Note que entender a dor e saber como tratá-la envolve diversos conhecimentos científicos. As próprias ciências médicas possuem diversas abordagens de um mesmo problemas: um pesquisador pode estar mais preocupado em entender as causas de certa dor, um outro pode estar mais interessado nos mecanismos envolvidos na dor, enquanto um terceiro pode querer investigar mais a fundo quais substâncias podem ser utilizadas para aliviar a dor. De qualquer maneira, a construção do conhecimento passar por diversas instâncias.
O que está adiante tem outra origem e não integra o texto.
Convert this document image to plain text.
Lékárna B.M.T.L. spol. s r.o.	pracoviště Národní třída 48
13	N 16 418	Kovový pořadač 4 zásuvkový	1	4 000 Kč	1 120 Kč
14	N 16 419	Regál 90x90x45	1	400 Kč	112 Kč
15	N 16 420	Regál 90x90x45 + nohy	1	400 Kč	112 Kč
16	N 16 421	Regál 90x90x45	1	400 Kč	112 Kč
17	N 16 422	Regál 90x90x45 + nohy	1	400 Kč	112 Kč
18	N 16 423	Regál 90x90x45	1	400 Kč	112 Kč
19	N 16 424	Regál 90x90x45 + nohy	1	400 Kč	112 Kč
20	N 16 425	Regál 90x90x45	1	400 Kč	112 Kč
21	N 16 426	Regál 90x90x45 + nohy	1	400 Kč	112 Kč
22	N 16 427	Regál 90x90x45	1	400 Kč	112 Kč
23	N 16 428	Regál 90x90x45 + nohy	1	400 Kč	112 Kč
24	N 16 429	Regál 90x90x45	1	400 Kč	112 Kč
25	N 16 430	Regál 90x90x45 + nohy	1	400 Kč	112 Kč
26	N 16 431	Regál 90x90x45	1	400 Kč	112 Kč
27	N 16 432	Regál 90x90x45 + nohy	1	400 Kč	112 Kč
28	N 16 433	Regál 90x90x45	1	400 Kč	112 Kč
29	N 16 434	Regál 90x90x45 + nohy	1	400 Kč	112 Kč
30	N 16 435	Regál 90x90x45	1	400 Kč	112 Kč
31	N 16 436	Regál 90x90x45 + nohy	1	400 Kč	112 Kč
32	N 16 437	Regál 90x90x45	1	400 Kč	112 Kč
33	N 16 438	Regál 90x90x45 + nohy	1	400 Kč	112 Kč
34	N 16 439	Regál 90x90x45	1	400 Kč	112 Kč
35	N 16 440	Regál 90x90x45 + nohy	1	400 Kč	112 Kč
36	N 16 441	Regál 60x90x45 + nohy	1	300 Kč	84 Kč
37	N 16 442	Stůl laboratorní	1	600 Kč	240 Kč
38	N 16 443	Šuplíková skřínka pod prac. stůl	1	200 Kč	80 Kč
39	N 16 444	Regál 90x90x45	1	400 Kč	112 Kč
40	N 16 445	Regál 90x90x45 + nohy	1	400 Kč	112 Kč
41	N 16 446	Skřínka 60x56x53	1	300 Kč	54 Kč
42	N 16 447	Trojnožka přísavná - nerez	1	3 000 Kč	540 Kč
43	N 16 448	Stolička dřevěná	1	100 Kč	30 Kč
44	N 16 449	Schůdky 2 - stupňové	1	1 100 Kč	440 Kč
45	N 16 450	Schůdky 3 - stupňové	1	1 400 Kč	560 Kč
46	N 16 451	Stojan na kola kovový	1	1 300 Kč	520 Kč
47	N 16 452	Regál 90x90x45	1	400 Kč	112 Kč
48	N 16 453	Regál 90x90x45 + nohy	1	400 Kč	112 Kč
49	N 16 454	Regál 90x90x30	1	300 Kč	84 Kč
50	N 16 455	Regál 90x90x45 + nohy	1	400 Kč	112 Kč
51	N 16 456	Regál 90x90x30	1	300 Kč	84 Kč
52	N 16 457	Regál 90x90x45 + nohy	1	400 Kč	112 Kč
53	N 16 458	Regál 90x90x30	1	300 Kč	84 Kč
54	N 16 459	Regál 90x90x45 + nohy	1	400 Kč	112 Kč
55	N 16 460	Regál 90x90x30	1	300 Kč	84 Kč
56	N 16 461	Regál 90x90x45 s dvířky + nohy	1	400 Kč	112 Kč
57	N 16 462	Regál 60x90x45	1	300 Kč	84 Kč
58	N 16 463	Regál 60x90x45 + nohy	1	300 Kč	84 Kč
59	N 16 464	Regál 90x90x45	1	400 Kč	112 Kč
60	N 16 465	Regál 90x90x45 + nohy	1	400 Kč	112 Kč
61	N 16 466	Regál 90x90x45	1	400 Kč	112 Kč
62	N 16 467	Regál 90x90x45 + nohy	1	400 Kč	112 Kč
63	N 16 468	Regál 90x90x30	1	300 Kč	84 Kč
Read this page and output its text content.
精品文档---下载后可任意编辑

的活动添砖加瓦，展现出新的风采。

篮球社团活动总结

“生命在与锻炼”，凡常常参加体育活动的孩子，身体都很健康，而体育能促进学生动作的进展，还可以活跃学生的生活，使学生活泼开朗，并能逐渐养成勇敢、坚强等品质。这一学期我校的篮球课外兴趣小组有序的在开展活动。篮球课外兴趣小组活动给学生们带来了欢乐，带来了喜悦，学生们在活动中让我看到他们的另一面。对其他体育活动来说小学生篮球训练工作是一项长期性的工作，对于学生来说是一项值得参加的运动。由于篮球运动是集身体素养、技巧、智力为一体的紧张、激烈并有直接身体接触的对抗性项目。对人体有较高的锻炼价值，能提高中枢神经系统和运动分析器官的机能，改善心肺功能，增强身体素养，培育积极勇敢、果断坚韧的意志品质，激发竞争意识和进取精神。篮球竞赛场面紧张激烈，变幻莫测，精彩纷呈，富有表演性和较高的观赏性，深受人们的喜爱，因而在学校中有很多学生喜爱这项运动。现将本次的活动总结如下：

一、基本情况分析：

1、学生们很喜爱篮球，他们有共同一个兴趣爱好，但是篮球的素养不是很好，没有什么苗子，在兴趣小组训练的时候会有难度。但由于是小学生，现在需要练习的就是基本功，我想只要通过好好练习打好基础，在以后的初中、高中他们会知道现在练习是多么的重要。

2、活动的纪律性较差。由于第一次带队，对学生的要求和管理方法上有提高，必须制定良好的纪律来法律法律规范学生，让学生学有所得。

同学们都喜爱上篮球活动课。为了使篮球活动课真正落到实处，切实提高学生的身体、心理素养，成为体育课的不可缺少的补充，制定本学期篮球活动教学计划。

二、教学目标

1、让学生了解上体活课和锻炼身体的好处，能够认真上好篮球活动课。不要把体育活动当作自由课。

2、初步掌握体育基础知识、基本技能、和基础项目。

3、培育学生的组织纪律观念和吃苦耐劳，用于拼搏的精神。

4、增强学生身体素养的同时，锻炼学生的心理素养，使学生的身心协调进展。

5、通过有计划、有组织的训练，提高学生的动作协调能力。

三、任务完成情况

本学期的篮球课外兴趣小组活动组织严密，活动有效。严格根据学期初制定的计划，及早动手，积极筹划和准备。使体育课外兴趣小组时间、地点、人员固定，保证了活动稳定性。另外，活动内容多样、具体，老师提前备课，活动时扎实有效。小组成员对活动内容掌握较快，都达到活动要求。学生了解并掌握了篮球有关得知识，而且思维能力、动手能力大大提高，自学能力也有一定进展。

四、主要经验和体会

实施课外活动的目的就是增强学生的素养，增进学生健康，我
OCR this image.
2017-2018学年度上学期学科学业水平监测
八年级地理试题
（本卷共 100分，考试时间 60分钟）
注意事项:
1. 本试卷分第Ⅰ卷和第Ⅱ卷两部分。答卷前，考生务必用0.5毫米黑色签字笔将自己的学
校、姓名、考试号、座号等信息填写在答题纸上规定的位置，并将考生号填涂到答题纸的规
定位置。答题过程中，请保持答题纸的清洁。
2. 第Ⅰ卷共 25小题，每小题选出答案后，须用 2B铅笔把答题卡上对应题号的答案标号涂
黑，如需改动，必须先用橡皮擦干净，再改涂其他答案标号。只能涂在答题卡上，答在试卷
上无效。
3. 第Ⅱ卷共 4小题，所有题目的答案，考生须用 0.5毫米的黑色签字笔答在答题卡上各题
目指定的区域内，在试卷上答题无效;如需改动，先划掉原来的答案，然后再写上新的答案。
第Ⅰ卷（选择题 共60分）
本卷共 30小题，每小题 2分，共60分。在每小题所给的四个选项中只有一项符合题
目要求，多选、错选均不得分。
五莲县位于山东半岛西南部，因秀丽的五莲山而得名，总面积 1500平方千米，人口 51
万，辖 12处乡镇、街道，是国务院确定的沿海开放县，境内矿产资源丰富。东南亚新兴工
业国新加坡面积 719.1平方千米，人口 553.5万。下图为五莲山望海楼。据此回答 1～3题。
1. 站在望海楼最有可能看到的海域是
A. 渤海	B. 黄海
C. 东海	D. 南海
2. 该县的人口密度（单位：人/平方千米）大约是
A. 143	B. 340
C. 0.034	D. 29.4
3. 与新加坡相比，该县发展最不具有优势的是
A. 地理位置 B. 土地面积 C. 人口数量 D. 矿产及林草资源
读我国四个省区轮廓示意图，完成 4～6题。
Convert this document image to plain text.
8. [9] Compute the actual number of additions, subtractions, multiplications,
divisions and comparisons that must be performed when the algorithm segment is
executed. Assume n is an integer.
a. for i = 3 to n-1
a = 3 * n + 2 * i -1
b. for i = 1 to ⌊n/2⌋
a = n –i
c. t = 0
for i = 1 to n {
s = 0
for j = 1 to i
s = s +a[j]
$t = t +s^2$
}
O sacerdote que utiliza a papoula para tratar a dor intensa de um membro de sua comunidade pode ser bem sucedido pois está embasado em um tipo diferente de conhecimento, um conhecimento popular e transmitido culturalmente.
E, assim como a dor, nenhum conhecimento pode ser desprezado ou ignorado. Muitas vezes, o saber de uma benzedeira de bairro pode ser o soar do sino necessário para que um fármaco capaz de salvar milhões de vidas seja produzido.

 

(Este texto foi baseado no encontro do programa Adote um Cientista do dia 10 de março de 2016, com as palestras “Por que sentimos dor?” e “Desenvolvimento de novos medicamentos a partir de plantas medicinas”.)